We crammed our carriage and after, roughly, two and a half hour of a riotous journey we conquered the little town of
Štrba - supposed to be our gateway to that highest mountain range of ours. Then the camp, parking, procuring a place, a bit of
mess, even harder later on and calming down lastly. Since it were just early hours we didn´t let us have the pleasure of any
single rest-minute before the first-day ascent. The first shot from mountain itself was taken under the familiar arch advising
The healthy ones reach the summit easier!
so we snubbed out our butts and struck out for Mengus valley and Rysy.

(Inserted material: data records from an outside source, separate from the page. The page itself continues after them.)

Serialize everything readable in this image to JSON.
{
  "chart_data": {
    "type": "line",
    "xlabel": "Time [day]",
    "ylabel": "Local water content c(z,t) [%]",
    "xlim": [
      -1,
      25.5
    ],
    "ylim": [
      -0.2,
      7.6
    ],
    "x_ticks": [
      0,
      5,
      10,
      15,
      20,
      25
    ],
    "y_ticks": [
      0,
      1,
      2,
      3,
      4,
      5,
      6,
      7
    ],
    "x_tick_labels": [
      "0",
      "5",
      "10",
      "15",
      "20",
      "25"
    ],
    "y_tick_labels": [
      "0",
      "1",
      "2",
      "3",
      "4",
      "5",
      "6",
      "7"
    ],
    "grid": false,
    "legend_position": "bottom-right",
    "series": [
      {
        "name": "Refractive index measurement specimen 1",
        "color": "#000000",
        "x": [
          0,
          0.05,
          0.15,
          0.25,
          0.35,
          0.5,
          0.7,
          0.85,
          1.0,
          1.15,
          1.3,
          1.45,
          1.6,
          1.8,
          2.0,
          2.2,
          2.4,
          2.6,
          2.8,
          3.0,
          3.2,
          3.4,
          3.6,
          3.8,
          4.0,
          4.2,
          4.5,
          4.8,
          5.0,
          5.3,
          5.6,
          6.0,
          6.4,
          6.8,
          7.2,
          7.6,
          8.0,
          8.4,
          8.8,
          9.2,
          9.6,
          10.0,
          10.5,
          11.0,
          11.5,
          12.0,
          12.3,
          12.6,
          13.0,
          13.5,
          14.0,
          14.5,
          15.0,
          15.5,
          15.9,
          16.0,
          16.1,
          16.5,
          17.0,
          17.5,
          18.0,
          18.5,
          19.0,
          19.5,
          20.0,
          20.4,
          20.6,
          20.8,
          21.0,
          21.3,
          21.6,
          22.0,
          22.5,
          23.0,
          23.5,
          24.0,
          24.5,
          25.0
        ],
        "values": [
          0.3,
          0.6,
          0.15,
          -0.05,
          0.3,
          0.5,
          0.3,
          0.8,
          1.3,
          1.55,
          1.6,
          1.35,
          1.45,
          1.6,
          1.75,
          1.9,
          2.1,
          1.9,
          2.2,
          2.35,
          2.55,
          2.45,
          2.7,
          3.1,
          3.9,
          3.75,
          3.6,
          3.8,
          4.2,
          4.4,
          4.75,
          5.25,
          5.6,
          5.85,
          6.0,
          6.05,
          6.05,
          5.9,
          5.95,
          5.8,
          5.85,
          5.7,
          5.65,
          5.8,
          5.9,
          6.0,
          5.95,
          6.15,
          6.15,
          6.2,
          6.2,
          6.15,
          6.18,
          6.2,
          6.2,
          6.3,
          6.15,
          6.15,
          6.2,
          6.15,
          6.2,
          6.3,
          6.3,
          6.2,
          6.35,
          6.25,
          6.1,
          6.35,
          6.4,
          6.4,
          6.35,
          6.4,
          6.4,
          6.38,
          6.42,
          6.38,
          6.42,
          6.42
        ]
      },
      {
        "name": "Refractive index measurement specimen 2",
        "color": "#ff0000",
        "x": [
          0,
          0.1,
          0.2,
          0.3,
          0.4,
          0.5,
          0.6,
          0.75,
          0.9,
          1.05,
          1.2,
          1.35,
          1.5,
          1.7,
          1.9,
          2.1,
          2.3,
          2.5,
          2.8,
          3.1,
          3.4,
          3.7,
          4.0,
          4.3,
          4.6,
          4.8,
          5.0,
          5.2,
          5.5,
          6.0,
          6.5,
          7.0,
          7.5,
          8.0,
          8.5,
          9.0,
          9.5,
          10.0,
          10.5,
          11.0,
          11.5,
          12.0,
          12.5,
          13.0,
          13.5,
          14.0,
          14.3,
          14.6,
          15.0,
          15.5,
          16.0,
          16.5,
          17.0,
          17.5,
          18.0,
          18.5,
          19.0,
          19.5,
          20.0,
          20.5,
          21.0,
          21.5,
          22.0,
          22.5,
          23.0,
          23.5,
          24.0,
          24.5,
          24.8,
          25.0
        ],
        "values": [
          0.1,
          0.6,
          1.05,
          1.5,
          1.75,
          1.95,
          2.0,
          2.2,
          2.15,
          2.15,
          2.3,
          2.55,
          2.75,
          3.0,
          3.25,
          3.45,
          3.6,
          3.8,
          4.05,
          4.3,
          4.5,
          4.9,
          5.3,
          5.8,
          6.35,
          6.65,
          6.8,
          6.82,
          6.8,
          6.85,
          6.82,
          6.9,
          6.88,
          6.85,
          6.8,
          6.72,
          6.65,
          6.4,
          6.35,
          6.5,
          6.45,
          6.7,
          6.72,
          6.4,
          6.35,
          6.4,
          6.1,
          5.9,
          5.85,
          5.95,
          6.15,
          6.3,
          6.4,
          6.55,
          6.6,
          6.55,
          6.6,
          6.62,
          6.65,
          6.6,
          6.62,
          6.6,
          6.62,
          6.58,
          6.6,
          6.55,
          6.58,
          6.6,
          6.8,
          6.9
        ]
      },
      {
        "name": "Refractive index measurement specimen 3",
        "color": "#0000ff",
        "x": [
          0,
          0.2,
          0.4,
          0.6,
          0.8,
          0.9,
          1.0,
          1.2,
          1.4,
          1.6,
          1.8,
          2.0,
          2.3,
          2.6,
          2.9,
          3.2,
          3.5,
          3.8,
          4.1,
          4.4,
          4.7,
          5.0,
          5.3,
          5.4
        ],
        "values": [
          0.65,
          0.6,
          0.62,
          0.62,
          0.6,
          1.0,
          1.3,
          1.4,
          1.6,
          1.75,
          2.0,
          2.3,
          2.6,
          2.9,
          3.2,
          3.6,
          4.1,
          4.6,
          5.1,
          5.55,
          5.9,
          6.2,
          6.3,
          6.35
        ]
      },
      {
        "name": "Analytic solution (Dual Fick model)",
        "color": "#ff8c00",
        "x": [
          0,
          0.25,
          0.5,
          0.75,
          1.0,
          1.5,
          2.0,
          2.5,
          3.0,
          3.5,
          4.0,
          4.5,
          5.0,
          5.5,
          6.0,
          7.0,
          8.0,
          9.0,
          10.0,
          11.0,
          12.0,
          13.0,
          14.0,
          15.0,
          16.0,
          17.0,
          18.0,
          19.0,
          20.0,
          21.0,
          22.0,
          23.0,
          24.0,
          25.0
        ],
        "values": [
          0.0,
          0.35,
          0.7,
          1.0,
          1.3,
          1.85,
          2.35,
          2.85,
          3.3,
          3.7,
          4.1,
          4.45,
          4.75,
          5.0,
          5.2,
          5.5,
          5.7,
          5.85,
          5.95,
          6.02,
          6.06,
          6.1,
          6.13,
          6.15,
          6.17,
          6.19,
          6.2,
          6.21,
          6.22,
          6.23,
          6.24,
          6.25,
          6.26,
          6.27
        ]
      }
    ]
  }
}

That everything was all right and fully professionally organized we cherished till one hour of our footing , when we
began to realize something like: "oh guys, just to get you informed, you´ve simply slid into an adjacent vale!""Oh damn it!" -
someone shouted and the rest of us agreed - "you bet your life we´ll beat Mount Rysy today!" So whoosh!
straight across the
razor-edge somewhere in the vicinity of the peak of Satan. It was pretty clear, from the begining itself, that wasn´t where the
right way led. In spite of this, the most curious two of us (I and then still fraught with enthusiasm, Fatso) reached the ridge
(see the photo)
and saw, on the other side of it, what´d already been clear from the map, videlicet a wall so perpendicular that
if an eagle had crapped on the top of it, the shit, dropping, wouldn´t have even touched it. Returning down from that crest Fatso
left certain brown markings (Who knows why and what it was?) on the boulders and we went on our way up Mlinicka valley past Round
Tarn
up to the top of Mount Furkot.
The first-day expedition we left off by an interminable, tedious
descent past Wahlenberg´s tarns down Furkot valley up to the camp´s restaurant where we caroused for as long time.

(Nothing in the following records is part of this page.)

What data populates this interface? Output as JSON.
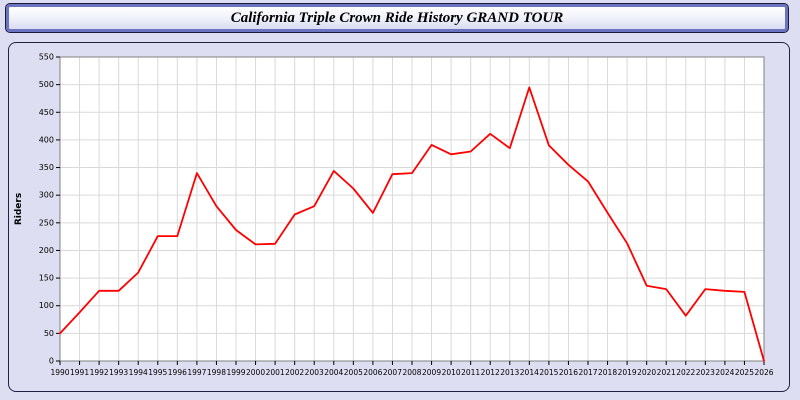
{
  "window": {
    "title": "California Triple Crown Ride History GRAND TOUR"
  },
  "colors": {
    "page_background": "#dedef2",
    "panel_border": "#222244",
    "title_border": "#6a74c0",
    "plot_background": "#ffffff",
    "grid_line": "#d9d9d9",
    "axis_line": "#808080",
    "line_color": "#ff0000",
    "text_color": "#000000"
  },
  "chart_data": {
    "type": "line",
    "title": "California Triple Crown Ride History GRAND TOUR",
    "xlabel": "",
    "ylabel": "Riders",
    "ylim": [
      0,
      550
    ],
    "ytick_step": 50,
    "grid": true,
    "legend_position": "none",
    "categories": [
      "1990",
      "1991",
      "1992",
      "1993",
      "1994",
      "1995",
      "1996",
      "1997",
      "1998",
      "1999",
      "2000",
      "2001",
      "2002",
      "2003",
      "2004",
      "2005",
      "2006",
      "2007",
      "2008",
      "2009",
      "2010",
      "2011",
      "2012",
      "2013",
      "2014",
      "2015",
      "2016",
      "2017",
      "2018",
      "2019",
      "2020",
      "2021",
      "2022",
      "2023",
      "2024",
      "2025",
      "2026"
    ],
    "series": [
      {
        "name": "Riders",
        "color": "#ff0000",
        "values": [
          50,
          88,
          127,
          127,
          160,
          226,
          226,
          340,
          280,
          237,
          211,
          212,
          265,
          280,
          344,
          312,
          268,
          338,
          340,
          391,
          374,
          379,
          411,
          385,
          495,
          390,
          355,
          325,
          268,
          213,
          136,
          130,
          82,
          130,
          127,
          125,
          0
        ]
      }
    ]
  }
}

Later on, slightly tipsy , and I emphasize the slightly, we hit the sacks and ... some of us got soaked (Krtko and me).
The second-day´s dawn welcomed us by anything but cheering and encouraging. The clouds, heavy fog, wind and the worst was that
fucking malicious coldness. It soughed all the time something like: "I´ll deal the most fiendlish blow
to your joints!" It´s necessary to say that there really had been a bit of truth in it. The last common picture of us is the one
from The giant (mammoth) fall. Krtko and Joseph retired to the base camp and we both, drenched completely, set off for the Little
cold valley. Everything´d been all right until we got to the Chalet of Zamkovsky, just it was raining cats and dogs.
When we, for
the first time, caught a gloomy glimpse of Tery´s chalet, we sensed that something was going bloody wrong. We saw Mount Lomnica as
well as Ice Peak gorgeously, at least initially we did, which are supposed to be greyish, but they both were white like E.T. in
the sixty-fourth minute of the movie. At first, we didn´t want to admit , but this lingered for at most four
and a half second, because things were turning out obvious - someone or something was going to have a fine play with us.
Thanks to Lord and perhaps to our obstinacy we, at full health, entered Tery´s chalet, where all the people were trying to deter
us from going to the Transverse Saddle. At that time, the visibility was zero, now and then it rose to one meter. and that was
the very jiffy we took advantage of and started for the saddle, just mentioned. Till we made it another five centimeters of snow
came down and we had to bow to it humbled. That´s to say we were clad like before a round trip on Bikini island: I in shorts and
my fellow, Fatso, goody! , with trainers on his feet and, you saphead!, in a tracksuit trousers
with TM-label Army.
Like ever and everything has to, this time again the matter came off to consummate contentment. We met down happily,
packed our backpacks up into the car and made haste towards a motel in Štrba for a typical table-bearing-down supper.
This time High Tatras vanquished us, but we already guessed they would see us even the same summer.